The next sight I laid my eyes upon was a blurry figure shadowed by the blanket of night. He or she had filled my lungs full of air, so now I was able to breathe for myself. I held onto this air that wasn’t mine with hopes that it would rejuvenate my mind long enough to see the face of my rescuer. Yet I was unable to.
And that is all I remember of that incident. At first I tried to shut it out of my mind to be forever lost in an abyss where trauma establishes its residence. But then I sought to hold on to it. Why you might ask? Because it gave me a new revelation of this ground I walk on. I stand because Someone brought me out of where I was laid down. I breathe to live because Someone gave me breath to live.

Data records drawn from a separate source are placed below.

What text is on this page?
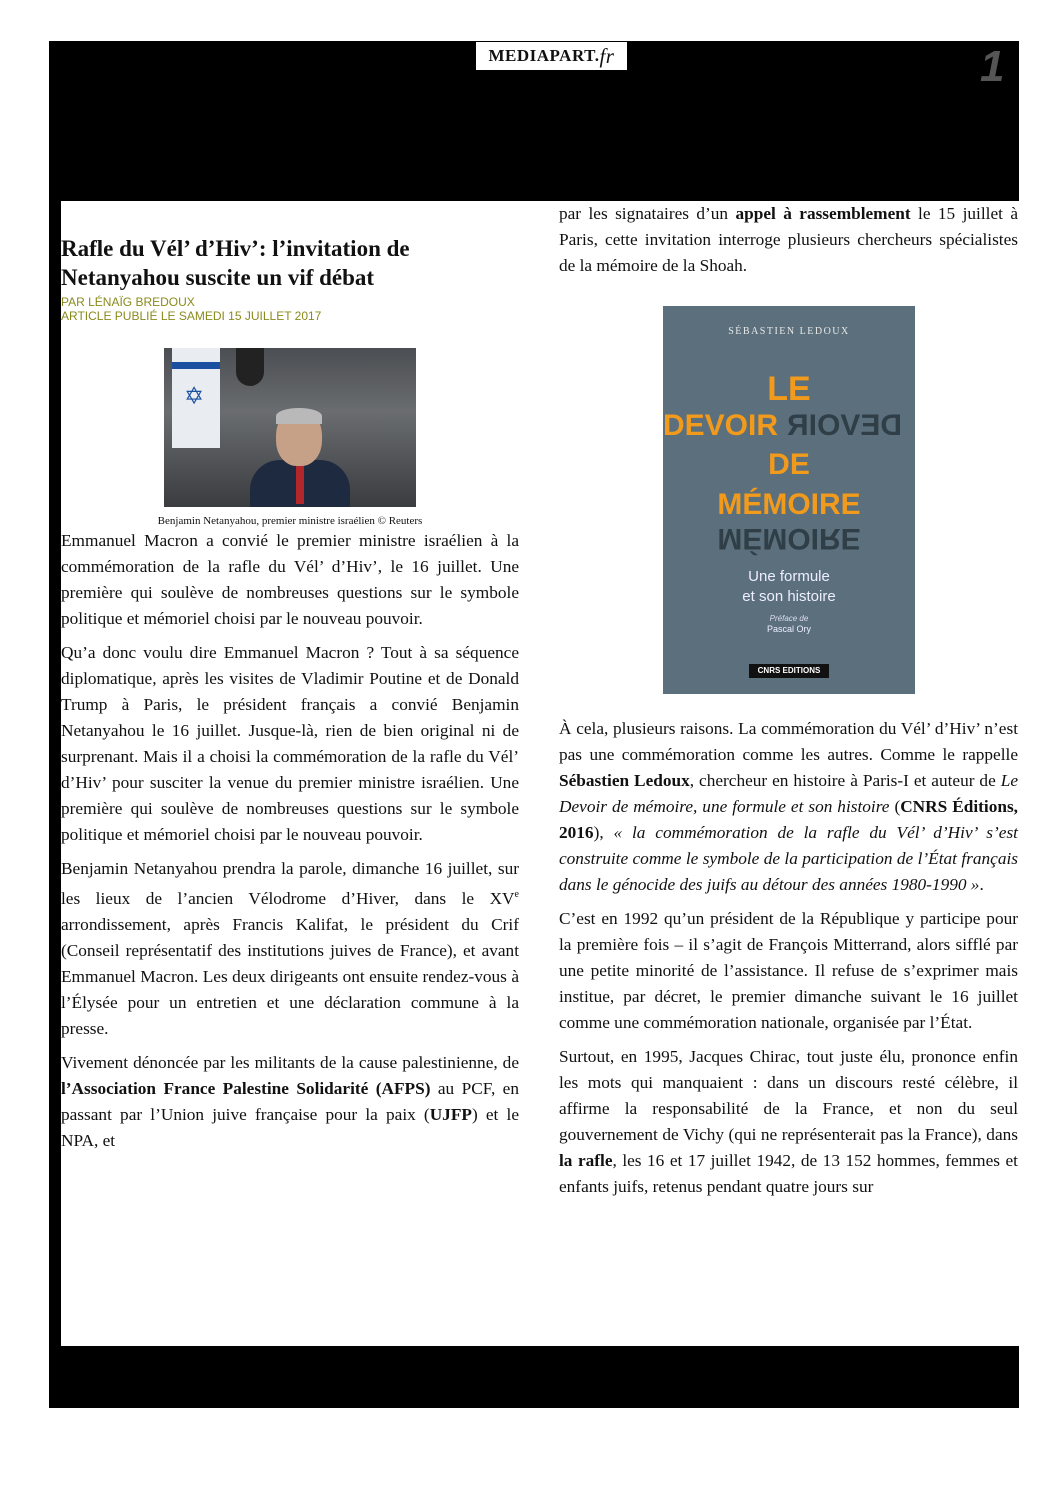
MEDIAPART. fr	1
Rafle du Vél’ d’Hiv’: l’invitation de Netanyahou suscite un vif débat
PAR LÉNAÏG BREDOUX
ARTICLE PUBLIÉ LE SAMEDI 15 JUILLET 2017
✡
Benjamin Netanyahou, premier ministre israélien © Reuters

Emmanuel Macron a convié le premier ministre israélien à la commémoration de la rafle du Vél’ d’Hiv’, le 16 juillet. Une première qui soulève de nombreuses questions sur le symbole politique et mémoriel choisi par le nouveau pouvoir.

Qu’a donc voulu dire Emmanuel Macron ? Tout à sa séquence diplomatique, après les visites de Vladimir Poutine et de Donald Trump à Paris, le président français a convié Benjamin Netanyahou le 16 juillet. Jusque-là, rien de bien original ni de surprenant. Mais il a choisi la commémoration de la rafle du Vél’ d’Hiv’ pour susciter la venue du premier ministre israélien. Une première qui soulève de nombreuses questions sur le symbole politique et mémoriel choisi par le nouveau pouvoir.

Benjamin Netanyahou prendra la parole, dimanche 16 juillet, sur les lieux de l’ancien Vélodrome d’Hiver, dans le XVe arrondissement, après Francis Kalifat, le président du Crif (Conseil représentatif des institutions juives de France), et avant Emmanuel Macron. Les deux dirigeants ont ensuite rendez-vous à l’Élysée pour un entretien et une déclaration commune à la presse.

Vivement dénoncée par les militants de la cause palestinienne, de l’Association France Palestine Solidarité (AFPS) au PCF, en passant par l’Union juive française pour la paix (UJFP) et le NPA, et

par les signataires d’un appel à rassemblement le 15 juillet à Paris, cette invitation interroge plusieurs chercheurs spécialistes de la mémoire de la Shoah.

SÉBASTIEN LEDOUX
LE
DEVOIR DEVOIR
DE
MÉMOIRE
MÉMOIRE
Une formule
et son histoire
Préface de
Pascal Ory
CNRS EDITIONS

À cela, plusieurs raisons. La commémoration du Vél’ d’Hiv’ n’est pas une commémoration comme les autres. Comme le rappelle Sébastien Ledoux, chercheur en histoire à Paris-I et auteur de Le Devoir de mémoire, une formule et son histoire (CNRS Éditions, 2016), « la commémoration de la rafle du Vél’ d’Hiv’ s’est construite comme le symbole de la participation de l’État français dans le génocide des juifs au détour des années 1980-1990 ».

C’est en 1992 qu’un président de la République y participe pour la première fois – il s’agit de François Mitterrand, alors sifflé par une petite minorité de l’assistance. Il refuse de s’exprimer mais institue, par décret, le premier dimanche suivant le 16 juillet comme une commémoration nationale, organisée par l’État.

Surtout, en 1995, Jacques Chirac, tout juste élu, prononce enfin les mots qui manquaient : dans un discours resté célèbre, il affirme la responsabilité de la France, et non du seul gouvernement de Vichy (qui ne représenterait pas la France), dans la rafle, les 16 et 17 juillet 1942, de 13 152 hommes, femmes et enfants juifs, retenus pendant quatre jours sur
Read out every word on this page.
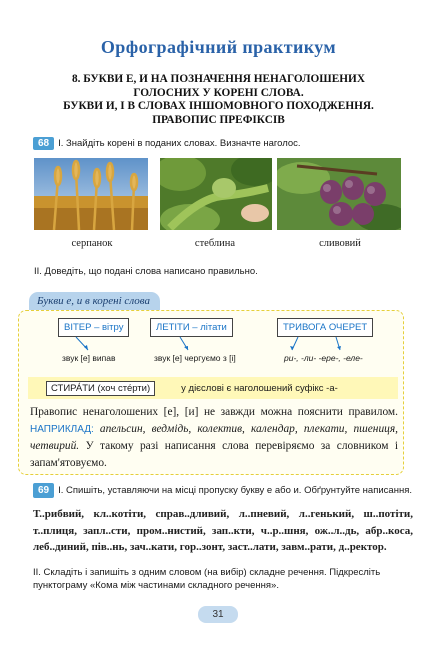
Орфографічний практикум
8. БУКВИ Е, И НА ПОЗНАЧЕННЯ НЕНАГОЛОШЕНИХ
ГОЛОСНИХ У КОРЕНІ СЛОВА.
БУКВИ И, І В СЛОВАХ ІНШОМОВНОГО ПОХОДЖЕННЯ.
ПРАВОПИС ПРЕФІКСІВ
68 І. Знайдіть корені в поданих словах. Визначте наголос.
серпанок	стеблина	сливовий
ІІ. Доведіть, що подані слова написано правильно.
Букви е, и в корені слова
ВІТЕР – вітру	ЛЕТІТИ – літати	ТРИВОГА ОЧЕРЕТ
звук [е] випав	звук [е] чергуємо з [і]	ри-, -ли- -ере-, -еле-
СТИРА́ТИ (хоч сте́рти)	у дієслові є наголошений суфікс -а-
Правопис ненаголошених [е], [и] не завжди можна пояснити правилом. НАПРИКЛАД: апельсин, ведмідь, колектив, календар, плекати, пшениця, четвирий. У такому разі написання слова перевіряємо за словником і запам'ятовуємо.
69 І. Спишіть, уставляючи на місці пропуску букву е або и. Обґрунтуйте написання.
Т..рибвий, кл..котіти, справ..дливий, л..пневий, л..генький, ш..потіти, т..плиця, запл..сти, пром..нистий, зап..кти, ч..р..шня, ож..л..дь, абр..коса, леб..диний, пів..нь, зач..кати, гор..зонт, заст..лати, завм..рати, д..ректор.
ІІ. Складіть і запишіть з одним словом (на вибір) складне речення. Підкресліть пунктограму «Кома між частинами складного речення».
31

I am human because Someone revived my humanity when they saw me worthy enough to come out of the dirt.
The grave where I lied was no longer an evident monument. The mound of dirt was replaced with the life of grass teeming over it. As I stood witness to this sight, my bare feet dug into the dirt, almost as a means to establish myself back to that moment. The moment where I was no different than the dirt. But now I stand upon the glory that Someone saw me, or sees me, as different. And with that conviction, I walked away from that site. I walked away with my toes clasping the dirt and head held high towards the heavens.